Live Your Greatness

Live your greatness.

If I could, that is all I would say every day, all day to everyone: Live your greatness.

If I would have to take one single, concentrated message from the Lubavitcher Rebbe, that is what I would say: Live your greatness.

If I would have been asked to distil the meaning of “freedom”, to be free, that is all what I would have said: Live your greatness.

There are people who make a change in the middle of their lives and discover, suddenly, that they possess a greatness that they hadn’t known about.

There are people who remember how once, in the past, when they were young, they lived their greatness.

A friend of mine, a Chabad shaliach in a large country, told me this week: “I live on twenty-five percent. I know what I am capable of, I know my abilities, because when there is no choice, I suddenly become a lion, and all the power that Hashem has granted me is expressed. I would like to express it even when there is a choice.”

Almost every person who met the Rebbe will tell you how the Rebbe, very quickly, elevated them to live their greatness. Because when the Rebbe demanded “twice over” or said again, “He has one hundred, he wants two hundred”, he was not only demanding, not only giving one the strength, but mainly uncovering the existing strength, when most people didn’t know about it themselves.

A person who was a slave and becomes free suddenly discovers within himself powers that he thought he probably didn’t have. And it doesn’t matter if this is a slave who is leaving Egypt or a person who is leaving a job that is like slavery to him.
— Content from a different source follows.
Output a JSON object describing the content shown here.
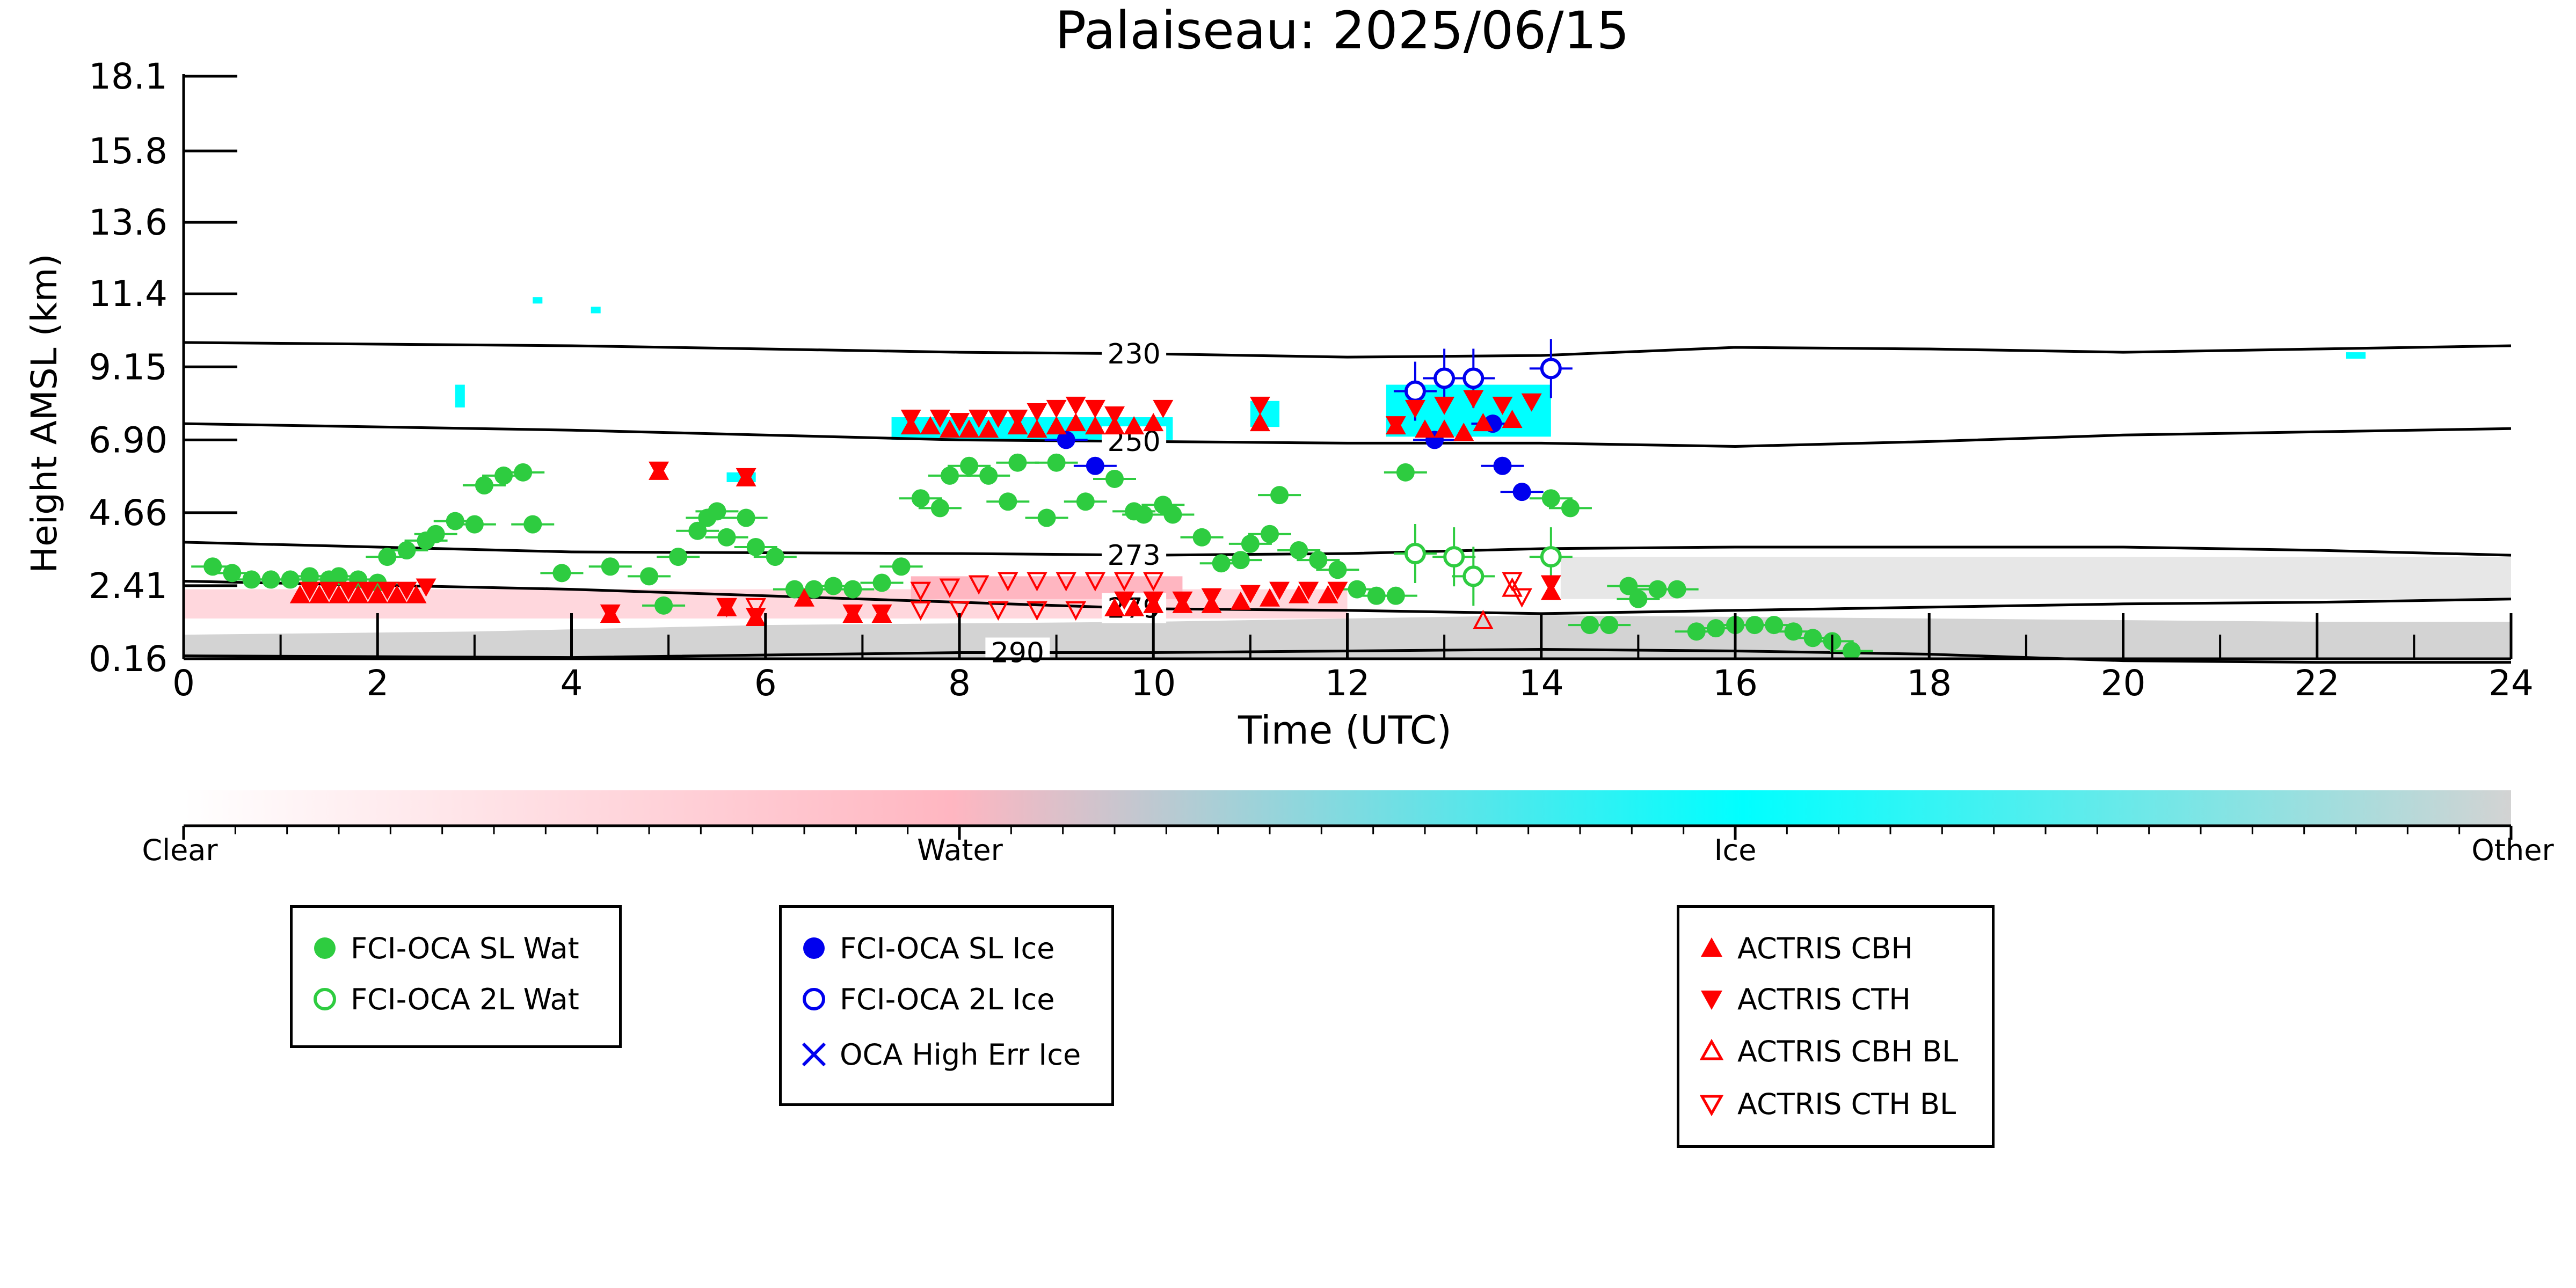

Perhaps what I’m really aiming at are the people who burst through their personal limitations acquired over the years, usually “thanks” to people who were around them when they were growing up and becoming what they are.

Because true freedom is the neutralization of the limiting and inhibiting factors.

I will end with a quote from a letter the Rebbe wrote on the 11th of Nissan 5718 (1958), addressed “To our brethren, Bnei Yisrael”:

May Hashem yitbarach help, that the “time of our freedom” that is coming upon us for the good, will bring to every man and woman freedom from all disturbances – material and spiritual – and enable them to thrive, in happiness and good heartedness, level after level, until the time of our full-fledged freedom – the true and complete Redemption by Mashiach tzidkeinu, soon, in our days.”